Sosyal medyada on yıl önce on yıl sonra fotoğraf paylaşımları furyasıdır gidiyor. Herkes suratındaki ifadeyi bir bir ortaya seriyor. Sermesine seriyor da, programlar sayesinde zaten birçok kişi genç görünmüyor mu?
Zaman, su gibi akıp gidiyor… Giderken tıpkı coşan bir nehrin, kıyıcığındaki toprağı söküp alması gibi bizleri de sürüklüyor bilinmezliğe doğru… Saatlere bir bakın artık tik takların yerine akıp giden saniyeler var… Nasıl da hızla akıyorlar namussuzlar değil mi?

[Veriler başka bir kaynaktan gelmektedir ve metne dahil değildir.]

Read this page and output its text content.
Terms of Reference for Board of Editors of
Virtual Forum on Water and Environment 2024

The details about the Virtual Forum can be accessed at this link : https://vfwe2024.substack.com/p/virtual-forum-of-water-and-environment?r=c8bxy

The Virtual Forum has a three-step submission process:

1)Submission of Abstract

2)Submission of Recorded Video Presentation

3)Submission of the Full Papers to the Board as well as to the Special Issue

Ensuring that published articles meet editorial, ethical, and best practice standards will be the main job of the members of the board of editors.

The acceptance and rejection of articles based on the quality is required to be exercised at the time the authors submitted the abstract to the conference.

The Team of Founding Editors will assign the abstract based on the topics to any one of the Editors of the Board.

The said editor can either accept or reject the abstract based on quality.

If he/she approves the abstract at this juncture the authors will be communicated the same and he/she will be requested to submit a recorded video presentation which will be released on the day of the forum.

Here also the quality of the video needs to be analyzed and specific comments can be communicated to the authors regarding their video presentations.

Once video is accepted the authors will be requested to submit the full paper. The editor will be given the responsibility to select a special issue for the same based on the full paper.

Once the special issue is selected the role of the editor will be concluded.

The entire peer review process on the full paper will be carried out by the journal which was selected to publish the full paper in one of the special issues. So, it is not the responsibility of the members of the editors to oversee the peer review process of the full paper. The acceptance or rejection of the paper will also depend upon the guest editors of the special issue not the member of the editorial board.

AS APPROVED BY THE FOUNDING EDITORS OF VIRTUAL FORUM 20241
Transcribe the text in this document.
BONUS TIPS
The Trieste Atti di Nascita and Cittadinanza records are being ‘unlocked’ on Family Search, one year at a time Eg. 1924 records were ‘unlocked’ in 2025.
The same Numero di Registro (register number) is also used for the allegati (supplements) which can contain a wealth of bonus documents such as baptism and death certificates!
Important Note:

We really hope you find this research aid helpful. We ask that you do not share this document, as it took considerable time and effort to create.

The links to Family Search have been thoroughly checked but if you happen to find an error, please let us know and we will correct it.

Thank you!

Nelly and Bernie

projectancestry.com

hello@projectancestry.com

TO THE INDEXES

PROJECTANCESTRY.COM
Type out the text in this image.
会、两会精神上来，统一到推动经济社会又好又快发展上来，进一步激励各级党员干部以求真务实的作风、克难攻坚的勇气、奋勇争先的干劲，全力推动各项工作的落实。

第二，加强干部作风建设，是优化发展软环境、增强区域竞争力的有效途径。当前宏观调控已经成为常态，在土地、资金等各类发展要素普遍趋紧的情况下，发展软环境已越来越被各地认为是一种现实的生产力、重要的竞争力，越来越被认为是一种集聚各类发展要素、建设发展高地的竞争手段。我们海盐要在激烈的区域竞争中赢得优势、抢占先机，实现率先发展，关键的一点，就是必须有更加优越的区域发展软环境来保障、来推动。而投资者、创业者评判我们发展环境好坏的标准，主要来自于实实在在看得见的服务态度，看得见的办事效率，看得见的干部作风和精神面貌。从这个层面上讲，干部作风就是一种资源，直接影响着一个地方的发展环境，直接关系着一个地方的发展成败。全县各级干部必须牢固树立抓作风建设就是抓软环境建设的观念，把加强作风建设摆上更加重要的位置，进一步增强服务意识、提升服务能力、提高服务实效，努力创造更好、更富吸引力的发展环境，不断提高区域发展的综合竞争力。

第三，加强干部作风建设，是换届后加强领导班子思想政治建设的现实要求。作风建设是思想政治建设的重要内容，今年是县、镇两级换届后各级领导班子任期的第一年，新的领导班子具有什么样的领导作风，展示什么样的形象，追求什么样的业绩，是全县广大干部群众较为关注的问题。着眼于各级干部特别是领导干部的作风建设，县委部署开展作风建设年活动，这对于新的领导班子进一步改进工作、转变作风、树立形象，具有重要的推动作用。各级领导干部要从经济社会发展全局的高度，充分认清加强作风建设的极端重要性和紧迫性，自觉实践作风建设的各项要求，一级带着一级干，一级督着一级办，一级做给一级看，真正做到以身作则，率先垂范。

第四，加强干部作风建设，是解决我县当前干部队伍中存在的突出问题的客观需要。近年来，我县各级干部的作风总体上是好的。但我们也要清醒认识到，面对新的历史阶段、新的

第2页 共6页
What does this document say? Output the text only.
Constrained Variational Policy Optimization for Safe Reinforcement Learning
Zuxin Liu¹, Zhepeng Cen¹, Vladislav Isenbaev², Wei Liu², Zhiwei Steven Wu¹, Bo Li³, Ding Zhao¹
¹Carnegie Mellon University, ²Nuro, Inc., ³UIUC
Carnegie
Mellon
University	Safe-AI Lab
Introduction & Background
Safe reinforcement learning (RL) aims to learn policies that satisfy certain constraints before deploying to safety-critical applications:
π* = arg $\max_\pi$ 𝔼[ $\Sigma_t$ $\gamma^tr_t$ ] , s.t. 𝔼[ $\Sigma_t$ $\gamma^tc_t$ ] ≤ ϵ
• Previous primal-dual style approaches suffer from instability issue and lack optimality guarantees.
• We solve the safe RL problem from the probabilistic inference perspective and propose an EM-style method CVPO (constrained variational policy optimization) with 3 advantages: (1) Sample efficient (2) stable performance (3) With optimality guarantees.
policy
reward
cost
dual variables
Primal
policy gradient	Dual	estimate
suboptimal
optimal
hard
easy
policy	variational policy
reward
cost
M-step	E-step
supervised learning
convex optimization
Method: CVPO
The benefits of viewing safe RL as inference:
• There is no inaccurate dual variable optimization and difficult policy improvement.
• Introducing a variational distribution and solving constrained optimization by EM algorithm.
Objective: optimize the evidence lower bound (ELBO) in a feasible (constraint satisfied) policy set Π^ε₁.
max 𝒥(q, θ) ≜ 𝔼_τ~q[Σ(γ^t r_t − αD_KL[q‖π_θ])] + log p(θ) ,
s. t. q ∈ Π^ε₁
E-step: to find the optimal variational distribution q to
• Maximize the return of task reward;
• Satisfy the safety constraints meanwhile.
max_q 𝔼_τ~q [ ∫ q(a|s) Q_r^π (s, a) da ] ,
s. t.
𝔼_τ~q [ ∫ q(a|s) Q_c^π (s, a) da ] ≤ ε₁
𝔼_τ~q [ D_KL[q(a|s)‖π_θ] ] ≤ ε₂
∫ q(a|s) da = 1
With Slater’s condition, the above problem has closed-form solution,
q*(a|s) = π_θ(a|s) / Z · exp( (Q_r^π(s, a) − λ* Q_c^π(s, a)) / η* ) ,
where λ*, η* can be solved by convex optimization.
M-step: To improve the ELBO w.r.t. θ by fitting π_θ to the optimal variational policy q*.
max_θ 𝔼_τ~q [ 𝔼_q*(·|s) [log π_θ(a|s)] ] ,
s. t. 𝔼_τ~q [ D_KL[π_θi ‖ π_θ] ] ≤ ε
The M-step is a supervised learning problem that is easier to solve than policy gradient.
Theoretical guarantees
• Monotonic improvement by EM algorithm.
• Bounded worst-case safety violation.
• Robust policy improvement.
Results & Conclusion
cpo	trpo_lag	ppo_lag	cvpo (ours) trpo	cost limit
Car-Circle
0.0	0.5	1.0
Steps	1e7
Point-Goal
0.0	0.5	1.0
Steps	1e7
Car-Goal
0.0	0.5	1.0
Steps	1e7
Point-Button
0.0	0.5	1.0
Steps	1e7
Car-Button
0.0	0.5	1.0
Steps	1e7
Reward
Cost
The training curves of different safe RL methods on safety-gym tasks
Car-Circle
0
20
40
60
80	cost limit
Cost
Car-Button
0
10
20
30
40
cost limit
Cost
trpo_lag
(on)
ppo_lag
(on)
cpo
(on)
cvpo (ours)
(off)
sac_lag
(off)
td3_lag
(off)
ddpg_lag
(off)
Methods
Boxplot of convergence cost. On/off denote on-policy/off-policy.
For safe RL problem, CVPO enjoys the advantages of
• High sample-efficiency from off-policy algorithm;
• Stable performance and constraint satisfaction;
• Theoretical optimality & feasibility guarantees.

Şimdilerde bir Yeni Türkiye ve Eski Türkiye diye bir şey gündeme oturtmaya çalışıyorlar! Yok kardeşim öyle bir şey yok! “Türkiye” tektir. O da “Türkiye Cumhuriyeti” dir. “Senin zamanın, benim zamanım” diye de bir şey yok! Geçen veya yaşamakta olduğumuz zaman hepimizin zamanıydı. Atatürk’ün kurduğu Cumhuriyeti birlikte yaşadık. Kim ne derse desin, yaşamaya da devam edeceğiz… Bizler hep birlikte çalıştık, birlikte omuz verdik yaşamın her dalına. Birlikte güldük ve ağladık. Vurulanlara üzüldük… Açlık çektik hep birlikte… Çünkü biz birdik her zaman…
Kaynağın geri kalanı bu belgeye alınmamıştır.